Video the Vote and UStream Push Voters to Document Election Day Wrongdoing

Video the Vote and UStream Push Voters to Document Election Day Injustice

(Image: Video the Vote)
(Image: Video the Vote)

Americans across the country, including those suffering from gas shortages, power outages and crumpled homes from Hurricane Sandy, are determined to get to the polls. New York City residents can now vote at any polling place in the city and if you haven’t already voted early or submitted an absentee ballot, today is the day to cast your vote.  Swing states like Ohio, Wisconsin and Pennsylvania are especially under watch this election, and, if you notice anything suspicious at the polls, Video the Vote is encouraging you to use your phone to spread the word.

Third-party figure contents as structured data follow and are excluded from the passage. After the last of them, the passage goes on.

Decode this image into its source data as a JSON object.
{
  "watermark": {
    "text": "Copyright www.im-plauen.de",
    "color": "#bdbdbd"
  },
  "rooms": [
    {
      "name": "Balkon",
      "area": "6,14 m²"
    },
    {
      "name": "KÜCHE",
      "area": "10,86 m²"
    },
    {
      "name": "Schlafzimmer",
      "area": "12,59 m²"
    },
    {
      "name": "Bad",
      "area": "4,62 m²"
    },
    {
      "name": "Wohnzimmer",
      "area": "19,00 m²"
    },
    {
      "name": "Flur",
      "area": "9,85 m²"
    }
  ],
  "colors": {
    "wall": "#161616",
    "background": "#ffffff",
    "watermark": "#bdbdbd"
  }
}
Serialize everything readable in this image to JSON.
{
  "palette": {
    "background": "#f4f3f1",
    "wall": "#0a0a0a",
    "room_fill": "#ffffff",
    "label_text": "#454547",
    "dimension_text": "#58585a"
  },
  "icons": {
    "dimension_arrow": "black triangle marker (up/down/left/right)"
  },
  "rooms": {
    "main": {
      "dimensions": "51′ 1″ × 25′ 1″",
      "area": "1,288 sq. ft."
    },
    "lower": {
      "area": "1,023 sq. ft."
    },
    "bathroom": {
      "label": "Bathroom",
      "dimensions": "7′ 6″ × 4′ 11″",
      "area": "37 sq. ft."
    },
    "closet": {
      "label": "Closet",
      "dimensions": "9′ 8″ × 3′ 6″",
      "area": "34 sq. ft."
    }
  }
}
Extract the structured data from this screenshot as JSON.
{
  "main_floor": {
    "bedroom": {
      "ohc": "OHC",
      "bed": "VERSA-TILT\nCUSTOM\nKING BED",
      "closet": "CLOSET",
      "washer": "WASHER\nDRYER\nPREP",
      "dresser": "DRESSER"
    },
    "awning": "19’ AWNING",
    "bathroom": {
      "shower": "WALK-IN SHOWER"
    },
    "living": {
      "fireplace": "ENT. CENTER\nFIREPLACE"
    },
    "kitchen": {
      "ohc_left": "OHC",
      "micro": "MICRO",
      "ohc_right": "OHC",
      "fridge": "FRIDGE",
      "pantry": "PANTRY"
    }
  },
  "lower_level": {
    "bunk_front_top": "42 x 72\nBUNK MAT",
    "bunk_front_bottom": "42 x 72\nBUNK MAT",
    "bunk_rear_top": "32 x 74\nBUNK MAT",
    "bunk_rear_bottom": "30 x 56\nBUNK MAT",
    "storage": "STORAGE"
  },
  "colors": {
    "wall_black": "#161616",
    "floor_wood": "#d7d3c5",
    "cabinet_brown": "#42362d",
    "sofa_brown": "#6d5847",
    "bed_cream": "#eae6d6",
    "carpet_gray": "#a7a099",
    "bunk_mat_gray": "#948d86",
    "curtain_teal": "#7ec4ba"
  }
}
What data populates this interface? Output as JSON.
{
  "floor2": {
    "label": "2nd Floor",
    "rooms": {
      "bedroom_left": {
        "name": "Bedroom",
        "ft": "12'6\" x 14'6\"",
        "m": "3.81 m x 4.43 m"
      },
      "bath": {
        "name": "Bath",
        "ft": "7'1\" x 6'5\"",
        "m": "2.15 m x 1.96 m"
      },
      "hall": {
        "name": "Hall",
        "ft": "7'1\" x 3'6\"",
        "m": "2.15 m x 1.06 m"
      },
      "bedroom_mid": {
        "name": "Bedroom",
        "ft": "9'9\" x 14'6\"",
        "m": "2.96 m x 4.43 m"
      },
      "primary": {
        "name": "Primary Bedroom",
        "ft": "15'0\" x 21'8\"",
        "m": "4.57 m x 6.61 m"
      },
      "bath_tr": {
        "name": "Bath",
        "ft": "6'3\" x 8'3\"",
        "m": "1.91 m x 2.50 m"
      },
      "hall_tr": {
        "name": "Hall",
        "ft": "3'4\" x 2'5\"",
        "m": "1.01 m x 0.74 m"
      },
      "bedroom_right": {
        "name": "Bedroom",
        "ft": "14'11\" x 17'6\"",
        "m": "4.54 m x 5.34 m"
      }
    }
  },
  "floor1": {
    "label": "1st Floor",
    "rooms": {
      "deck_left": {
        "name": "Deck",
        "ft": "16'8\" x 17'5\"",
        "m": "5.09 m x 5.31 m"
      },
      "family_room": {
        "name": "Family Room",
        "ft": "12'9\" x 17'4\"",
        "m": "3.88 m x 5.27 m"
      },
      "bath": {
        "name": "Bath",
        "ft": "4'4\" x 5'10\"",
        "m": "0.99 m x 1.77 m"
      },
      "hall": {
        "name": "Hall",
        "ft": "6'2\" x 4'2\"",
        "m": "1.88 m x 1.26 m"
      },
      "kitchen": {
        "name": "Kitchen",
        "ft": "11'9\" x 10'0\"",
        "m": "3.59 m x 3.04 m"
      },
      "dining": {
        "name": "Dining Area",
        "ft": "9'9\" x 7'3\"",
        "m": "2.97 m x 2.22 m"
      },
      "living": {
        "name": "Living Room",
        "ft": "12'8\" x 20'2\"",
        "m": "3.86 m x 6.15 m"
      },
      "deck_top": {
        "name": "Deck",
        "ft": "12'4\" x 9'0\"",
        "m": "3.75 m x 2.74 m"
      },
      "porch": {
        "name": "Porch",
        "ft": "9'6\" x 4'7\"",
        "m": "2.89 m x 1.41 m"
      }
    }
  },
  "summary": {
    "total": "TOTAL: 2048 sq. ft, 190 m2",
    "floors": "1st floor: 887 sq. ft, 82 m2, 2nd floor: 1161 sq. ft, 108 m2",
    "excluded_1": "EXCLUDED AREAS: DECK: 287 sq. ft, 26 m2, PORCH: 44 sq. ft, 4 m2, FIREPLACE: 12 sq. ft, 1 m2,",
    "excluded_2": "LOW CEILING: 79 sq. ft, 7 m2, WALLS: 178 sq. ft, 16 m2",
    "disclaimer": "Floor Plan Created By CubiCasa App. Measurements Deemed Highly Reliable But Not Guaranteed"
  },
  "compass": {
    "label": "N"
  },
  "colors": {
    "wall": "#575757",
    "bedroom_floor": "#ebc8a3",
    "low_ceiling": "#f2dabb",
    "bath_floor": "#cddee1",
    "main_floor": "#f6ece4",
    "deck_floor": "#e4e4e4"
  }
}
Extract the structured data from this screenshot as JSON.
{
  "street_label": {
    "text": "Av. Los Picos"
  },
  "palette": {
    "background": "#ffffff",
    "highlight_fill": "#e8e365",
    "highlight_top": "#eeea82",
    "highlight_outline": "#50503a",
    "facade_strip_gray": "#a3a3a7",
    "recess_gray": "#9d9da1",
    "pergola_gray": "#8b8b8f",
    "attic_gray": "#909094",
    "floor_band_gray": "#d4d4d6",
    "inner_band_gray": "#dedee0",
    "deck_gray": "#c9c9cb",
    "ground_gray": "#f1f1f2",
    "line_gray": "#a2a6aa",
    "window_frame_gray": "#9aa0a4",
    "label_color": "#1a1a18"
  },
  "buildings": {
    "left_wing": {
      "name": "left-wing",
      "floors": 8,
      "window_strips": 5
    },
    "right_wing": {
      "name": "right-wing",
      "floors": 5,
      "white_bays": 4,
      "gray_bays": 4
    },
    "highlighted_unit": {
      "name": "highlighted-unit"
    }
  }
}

The site along with UStream have joined forces to draw attention to disenfranchisement like the “hanging chads” debacle in 2000 and subpar voting machines in urban areas (as seen during presidential elections in Florida in 2000 and Ohio in 2004). “Unfortunately, when elections are this close, we usually see different suppression strategies at play,” said Matt Pascarella, Video the Vote project director, who has been covering voter suppression as an investigative journalist for more than 10 years for various media outlets.

These tactics include denying voters in long lines and new voter ID laws, among others. Russell Simmons has already created the digital film “Battle for Your Ballot,” which identifies injustices from this election season.

Check out UStream’s live stream of potential spots of controversy and their app that locates your friends in battleground states to remind them to vote. Upload a video or photo with the hashtag #VideoTheVote to document your experience or expose an issue you come across at the polls.  The editors will verify and distribute stories to larger media outlets like CNN and MSNBC.